Similar examples have been provided for JFrog Artifactory and Azure Blobstores in previous posts on the CI Lounge blog.
The pipeline definition file below can also be downloaded from this repository.
---
resource_types:
- name: google-cloud-storage
type: docker-image
source:
repository: frodenas/gcs-resource
resources:
- name: gcs-bucket
type: google-cloud-storage
source:
bucket: YOUR-GCS-BUCKET-NAME-GOES-HERE
regexp: YOUR-DIRECTORY-AND-FILE-NAME-REGEXP
# e.g. releases/myapp-release-(.*).tar.gz"
json_key: |
# YOUR-JSON-PRIVATE-KEY-OBJECT-GOES-HERE
{
"type": ...,
"project_id": ...,
"private_key_id": ...,
"private_key": ...,
"client_email": ...,
"client_id": ...,
...
}
# To create one for your GCS account, see:
# https://cloud.google.com/storage/docs/authentication#generating-a-private-key
jobs:
- name: 1-build-and-save-release-to-gcs
plan:
- task: create-artifact
config:
platform: linux
image_resource:
type: docker-image
source:
repository: ubuntu
outputs:
- name: build
run:
path: sh
args:
- -exc
- |
# Do your build steps here. Creating temporary file below as a sample:
export CURRENT_TIMESTAMP=$(date +"%Y%m%d%H%S")

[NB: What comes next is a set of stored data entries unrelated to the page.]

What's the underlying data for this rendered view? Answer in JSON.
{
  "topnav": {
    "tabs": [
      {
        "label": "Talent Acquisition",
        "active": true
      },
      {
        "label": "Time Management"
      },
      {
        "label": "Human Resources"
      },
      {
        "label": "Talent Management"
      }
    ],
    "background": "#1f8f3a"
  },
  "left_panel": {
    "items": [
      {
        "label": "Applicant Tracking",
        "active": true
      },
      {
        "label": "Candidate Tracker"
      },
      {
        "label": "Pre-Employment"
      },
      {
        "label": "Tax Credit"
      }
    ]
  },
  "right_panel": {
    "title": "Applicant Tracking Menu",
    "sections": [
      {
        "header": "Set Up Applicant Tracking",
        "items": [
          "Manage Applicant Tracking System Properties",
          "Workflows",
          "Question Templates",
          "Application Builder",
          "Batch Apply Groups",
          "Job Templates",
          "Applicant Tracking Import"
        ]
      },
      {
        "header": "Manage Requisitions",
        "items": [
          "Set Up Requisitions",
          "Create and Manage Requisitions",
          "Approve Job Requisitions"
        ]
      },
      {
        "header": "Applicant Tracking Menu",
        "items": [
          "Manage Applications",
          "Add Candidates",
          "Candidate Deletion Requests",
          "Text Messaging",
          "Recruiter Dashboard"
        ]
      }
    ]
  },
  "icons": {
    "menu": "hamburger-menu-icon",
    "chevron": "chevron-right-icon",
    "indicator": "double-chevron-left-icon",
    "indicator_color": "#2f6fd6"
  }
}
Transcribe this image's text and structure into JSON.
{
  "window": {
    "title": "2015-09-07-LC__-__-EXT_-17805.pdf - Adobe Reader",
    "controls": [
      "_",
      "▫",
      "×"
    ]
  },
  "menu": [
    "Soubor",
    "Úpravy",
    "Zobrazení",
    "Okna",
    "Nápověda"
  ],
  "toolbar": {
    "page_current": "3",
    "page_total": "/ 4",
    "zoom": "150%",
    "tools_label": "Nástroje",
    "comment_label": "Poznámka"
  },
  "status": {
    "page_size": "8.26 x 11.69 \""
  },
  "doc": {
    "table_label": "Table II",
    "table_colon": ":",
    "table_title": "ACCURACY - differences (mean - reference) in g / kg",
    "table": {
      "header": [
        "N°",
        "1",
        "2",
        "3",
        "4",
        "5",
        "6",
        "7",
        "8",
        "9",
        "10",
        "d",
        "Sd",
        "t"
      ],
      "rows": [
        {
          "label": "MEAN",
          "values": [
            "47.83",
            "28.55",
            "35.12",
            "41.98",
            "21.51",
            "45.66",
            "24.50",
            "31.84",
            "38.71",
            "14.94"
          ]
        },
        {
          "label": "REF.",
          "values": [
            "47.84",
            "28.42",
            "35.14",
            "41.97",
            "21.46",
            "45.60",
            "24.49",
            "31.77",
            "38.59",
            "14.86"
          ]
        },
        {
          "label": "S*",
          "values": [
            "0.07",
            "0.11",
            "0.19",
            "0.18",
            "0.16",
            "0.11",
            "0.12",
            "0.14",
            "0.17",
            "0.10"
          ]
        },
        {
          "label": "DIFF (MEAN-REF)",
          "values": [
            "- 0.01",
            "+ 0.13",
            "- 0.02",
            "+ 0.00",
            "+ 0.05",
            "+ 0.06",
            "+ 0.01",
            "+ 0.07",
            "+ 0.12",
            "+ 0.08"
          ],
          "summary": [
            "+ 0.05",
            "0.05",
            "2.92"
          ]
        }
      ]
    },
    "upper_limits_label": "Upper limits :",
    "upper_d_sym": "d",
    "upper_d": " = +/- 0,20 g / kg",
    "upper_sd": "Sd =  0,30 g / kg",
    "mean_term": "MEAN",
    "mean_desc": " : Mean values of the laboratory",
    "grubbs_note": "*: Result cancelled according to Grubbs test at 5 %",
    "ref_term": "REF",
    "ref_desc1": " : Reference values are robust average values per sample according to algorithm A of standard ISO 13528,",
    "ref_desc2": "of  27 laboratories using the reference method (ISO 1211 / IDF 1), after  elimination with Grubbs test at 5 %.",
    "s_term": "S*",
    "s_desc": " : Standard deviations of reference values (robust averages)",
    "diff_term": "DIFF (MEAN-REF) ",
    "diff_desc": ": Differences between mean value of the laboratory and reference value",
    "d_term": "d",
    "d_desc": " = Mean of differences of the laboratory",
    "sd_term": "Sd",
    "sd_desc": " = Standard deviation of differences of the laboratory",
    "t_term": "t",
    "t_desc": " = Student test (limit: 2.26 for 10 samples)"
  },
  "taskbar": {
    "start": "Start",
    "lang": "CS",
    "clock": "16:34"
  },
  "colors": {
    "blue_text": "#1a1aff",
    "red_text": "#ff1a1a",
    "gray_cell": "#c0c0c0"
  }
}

echo "Sample build output file, timestamp: $CURRENT_TIMESTAMP" > ./build/myappfile.txt
# Creating sample package file with a file name containing the new version number
tar -cvzf ./myapp-release-$CURRENT_TIMESTAMP.tar.gz --directory=./build .
mv ./myapp-release-*.tar.gz ./build
find .
- put: gcs-bucket
params: { file: ./build/myapp-release-*.tar.gz }
- name: 2-trigger-when-new-file-is-added-to-gcs
plan:
- get: gcs-bucket
trigger: true
passed:
- 1-build-and-save-release-to-gcs
- task: use-new-file
config:
platform: linux
image_resource:
type: docker-image
source:
repository: ubuntu
inputs:
- name: gcs-bucket
run:
path: sh
args:
- -exc
- |
cd ./gcs-bucket
ls -la
echo "Version of release file retrieved: $(cat ./version). Extracting release file..."

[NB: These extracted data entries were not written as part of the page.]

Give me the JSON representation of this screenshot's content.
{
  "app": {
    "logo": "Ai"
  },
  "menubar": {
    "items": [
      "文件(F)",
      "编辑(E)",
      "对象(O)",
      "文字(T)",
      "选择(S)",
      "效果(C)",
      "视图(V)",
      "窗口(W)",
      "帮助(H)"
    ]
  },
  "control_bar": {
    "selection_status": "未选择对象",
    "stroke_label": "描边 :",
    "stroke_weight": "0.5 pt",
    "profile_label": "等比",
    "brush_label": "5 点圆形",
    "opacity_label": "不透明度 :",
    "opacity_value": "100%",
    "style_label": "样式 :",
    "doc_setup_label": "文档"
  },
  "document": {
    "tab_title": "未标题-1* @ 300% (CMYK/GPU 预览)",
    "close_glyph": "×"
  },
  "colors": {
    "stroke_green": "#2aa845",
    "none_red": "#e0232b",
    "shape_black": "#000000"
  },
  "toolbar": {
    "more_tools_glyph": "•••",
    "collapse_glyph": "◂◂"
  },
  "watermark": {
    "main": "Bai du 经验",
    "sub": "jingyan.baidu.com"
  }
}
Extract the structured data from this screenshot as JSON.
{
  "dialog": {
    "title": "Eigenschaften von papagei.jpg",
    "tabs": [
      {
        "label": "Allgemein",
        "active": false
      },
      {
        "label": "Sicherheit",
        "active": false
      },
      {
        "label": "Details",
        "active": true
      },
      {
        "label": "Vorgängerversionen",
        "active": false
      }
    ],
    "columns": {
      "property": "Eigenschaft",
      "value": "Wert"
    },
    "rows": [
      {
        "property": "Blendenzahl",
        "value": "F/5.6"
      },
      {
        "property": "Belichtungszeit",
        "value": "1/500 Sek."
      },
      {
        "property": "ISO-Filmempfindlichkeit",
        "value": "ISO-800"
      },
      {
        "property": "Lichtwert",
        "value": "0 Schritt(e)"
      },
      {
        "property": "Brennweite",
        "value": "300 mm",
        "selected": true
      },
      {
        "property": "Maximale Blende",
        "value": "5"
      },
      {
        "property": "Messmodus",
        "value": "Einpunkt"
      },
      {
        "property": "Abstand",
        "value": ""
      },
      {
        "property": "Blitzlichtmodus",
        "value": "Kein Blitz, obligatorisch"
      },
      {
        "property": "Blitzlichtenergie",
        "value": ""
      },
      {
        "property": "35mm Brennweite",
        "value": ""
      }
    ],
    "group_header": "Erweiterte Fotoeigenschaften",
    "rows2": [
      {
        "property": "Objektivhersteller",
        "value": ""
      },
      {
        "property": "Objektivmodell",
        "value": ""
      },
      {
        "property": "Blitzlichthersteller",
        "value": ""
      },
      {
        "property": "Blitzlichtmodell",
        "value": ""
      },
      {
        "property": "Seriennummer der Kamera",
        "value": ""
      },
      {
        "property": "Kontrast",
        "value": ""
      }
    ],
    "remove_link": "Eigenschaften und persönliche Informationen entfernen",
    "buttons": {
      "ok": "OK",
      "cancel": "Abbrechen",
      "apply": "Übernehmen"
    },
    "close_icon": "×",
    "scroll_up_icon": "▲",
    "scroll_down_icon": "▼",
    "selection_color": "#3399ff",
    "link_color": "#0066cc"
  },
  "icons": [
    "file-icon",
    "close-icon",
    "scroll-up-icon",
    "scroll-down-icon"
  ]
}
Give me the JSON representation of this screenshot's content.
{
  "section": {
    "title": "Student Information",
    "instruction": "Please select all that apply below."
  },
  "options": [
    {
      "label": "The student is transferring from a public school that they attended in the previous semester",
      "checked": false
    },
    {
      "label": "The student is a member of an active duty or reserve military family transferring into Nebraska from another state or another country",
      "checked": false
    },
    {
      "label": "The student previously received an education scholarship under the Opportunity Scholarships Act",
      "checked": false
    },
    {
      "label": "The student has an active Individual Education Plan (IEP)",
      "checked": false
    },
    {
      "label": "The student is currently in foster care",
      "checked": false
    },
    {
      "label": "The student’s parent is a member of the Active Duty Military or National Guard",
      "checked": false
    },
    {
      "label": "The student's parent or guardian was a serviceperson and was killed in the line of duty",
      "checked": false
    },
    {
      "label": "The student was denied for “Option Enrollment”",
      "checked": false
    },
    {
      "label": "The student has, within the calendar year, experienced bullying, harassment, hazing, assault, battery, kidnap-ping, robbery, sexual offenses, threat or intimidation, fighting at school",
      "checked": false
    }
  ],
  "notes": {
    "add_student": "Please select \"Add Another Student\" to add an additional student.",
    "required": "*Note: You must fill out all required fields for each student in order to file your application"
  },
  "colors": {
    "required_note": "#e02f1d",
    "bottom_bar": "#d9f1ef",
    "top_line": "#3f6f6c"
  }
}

tar -xvf ./myapp-release-*.tar.gz
ls -la
cat ./myappfile.txt
- An instance of Concourse installed up-and-running.
- The Concourse Fly command line interface installed on your local machine.

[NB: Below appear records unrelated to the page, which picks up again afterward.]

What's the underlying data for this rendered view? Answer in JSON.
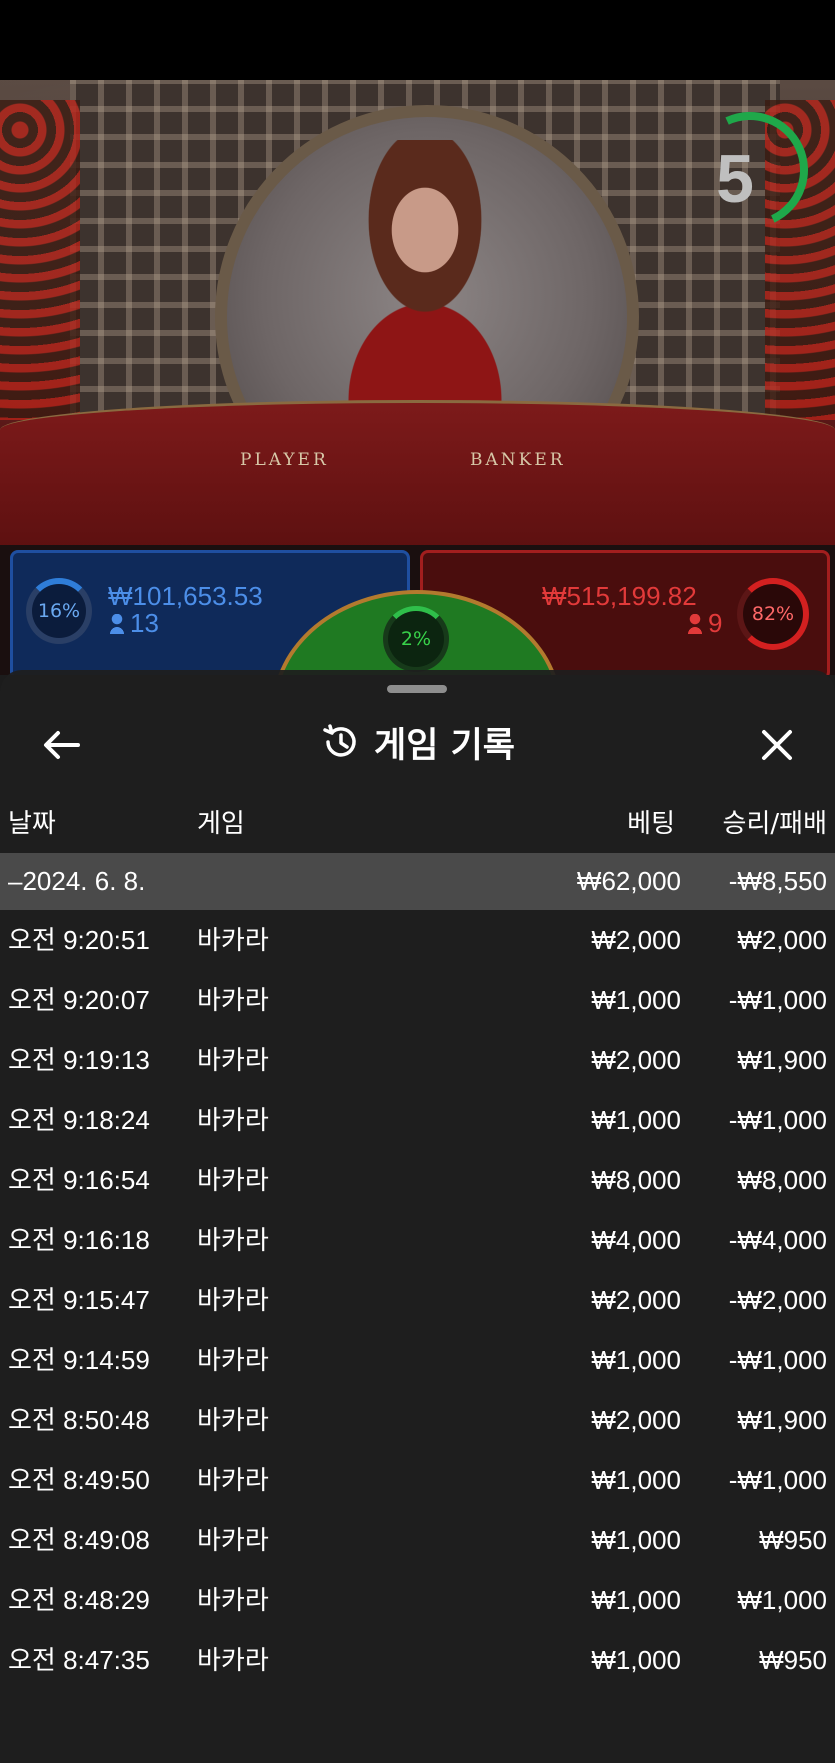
{
  "timer": {
    "countdown": "5"
  },
  "table": {
    "player_label": "PLAYER",
    "banker_label": "BANKER"
  },
  "bets": {
    "player": {
      "percent": "16%",
      "amount": "₩101,653.53",
      "players": "13"
    },
    "tie": {
      "percent": "2%"
    },
    "banker": {
      "percent": "82%",
      "amount": "₩515,199.82",
      "players": "9"
    }
  },
  "history": {
    "title": "게임 기록",
    "columns": {
      "date": "날짜",
      "game": "게임",
      "bet": "베팅",
      "result": "승리/패배"
    },
    "summary": {
      "date": "–2024. 6. 8.",
      "bet": "₩62,000",
      "result": "-₩8,550"
    },
    "rows": [
      {
        "time": "오전 9:20:51",
        "game": "바카라",
        "bet": "₩2,000",
        "result": "₩2,000"
      },
      {
        "time": "오전 9:20:07",
        "game": "바카라",
        "bet": "₩1,000",
        "result": "-₩1,000"
      },
      {
        "time": "오전 9:19:13",
        "game": "바카라",
        "bet": "₩2,000",
        "result": "₩1,900"
      },
      {
        "time": "오전 9:18:24",
        "game": "바카라",
        "bet": "₩1,000",
        "result": "-₩1,000"
      },
      {
        "time": "오전 9:16:54",
        "game": "바카라",
        "bet": "₩8,000",
        "result": "₩8,000"
      },
      {
        "time": "오전 9:16:18",
        "game": "바카라",
        "bet": "₩4,000",
        "result": "-₩4,000"
      },
      {
        "time": "오전 9:15:47",
        "game": "바카라",
        "bet": "₩2,000",
        "result": "-₩2,000"
      },
      {
        "time": "오전 9:14:59",
        "game": "바카라",
        "bet": "₩1,000",
        "result": "-₩1,000"
      },
      {
        "time": "오전 8:50:48",
        "game": "바카라",
        "bet": "₩2,000",
        "result": "₩1,900"
      },
      {
        "time": "오전 8:49:50",
        "game": "바카라",
        "bet": "₩1,000",
        "result": "-₩1,000"
      },
      {
        "time": "오전 8:49:08",
        "game": "바카라",
        "bet": "₩1,000",
        "result": "₩950"
      },
      {
        "time": "오전 8:48:29",
        "game": "바카라",
        "bet": "₩1,000",
        "result": "₩1,000"
      },
      {
        "time": "오전 8:47:35",
        "game": "바카라",
        "bet": "₩1,000",
        "result": "₩950"
      }
    ]
  },
  "colors": {
    "player": "#4c8ee8",
    "banker": "#e23a3a",
    "tie": "#38d24a",
    "timer": "#1fa84a"
  }
}
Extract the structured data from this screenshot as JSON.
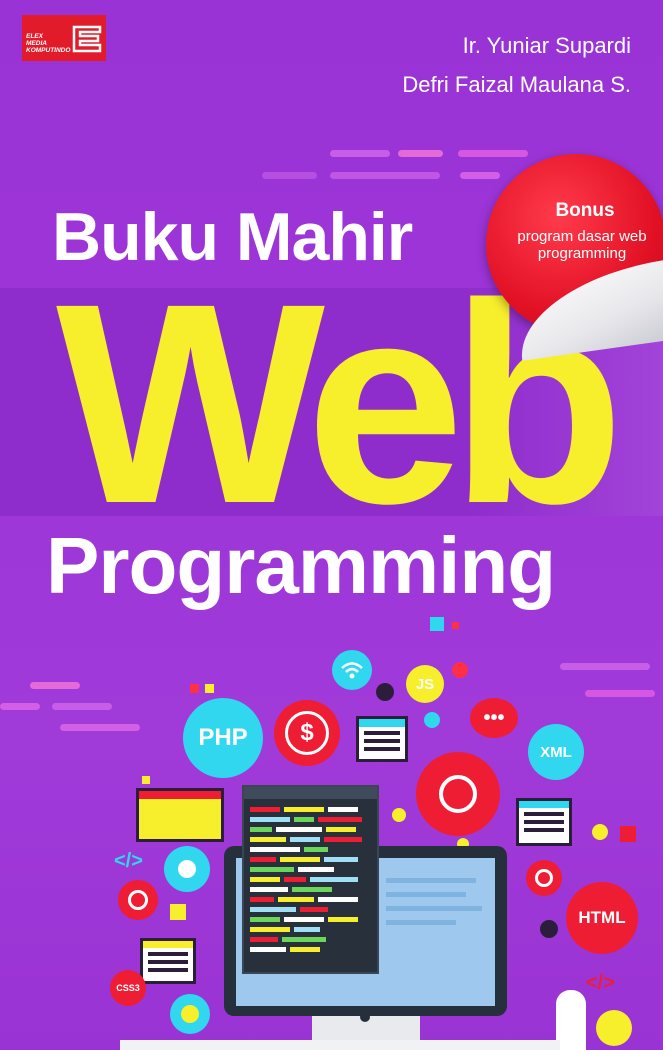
{
  "publisher": {
    "line1": "ELEX",
    "line2": "MEDIA",
    "line3": "KOMPUTINDO"
  },
  "authors": [
    "Ir. Yuniar Supardi",
    "Defri Faizal Maulana S."
  ],
  "title": {
    "line1": "Buku Mahir",
    "line2": "Web",
    "line3": "Programming"
  },
  "badge": {
    "heading": "Bonus",
    "line1": "program dasar web",
    "line2": "programming"
  },
  "icons": {
    "php": "PHP",
    "js": "JS",
    "xml": "XML",
    "html": "HTML",
    "css": "CSS3",
    "tag": "</>",
    "tag2": "</>"
  },
  "colors": {
    "background": "#9b34d8",
    "accent_yellow": "#f7ee2c",
    "badge_red": "#e21125"
  }
}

- A Google Cloud Storage bucket setup
To create one:- go to your GCP account dashboard;
- go to Storage option;
- click on Create Bucket, enter a Name, select the appropriate storage class for you (e.g. Coldline for simple tests) and the region location;
- once the bucket is created, you may choose to Create Folder for your tests (e.g. releases)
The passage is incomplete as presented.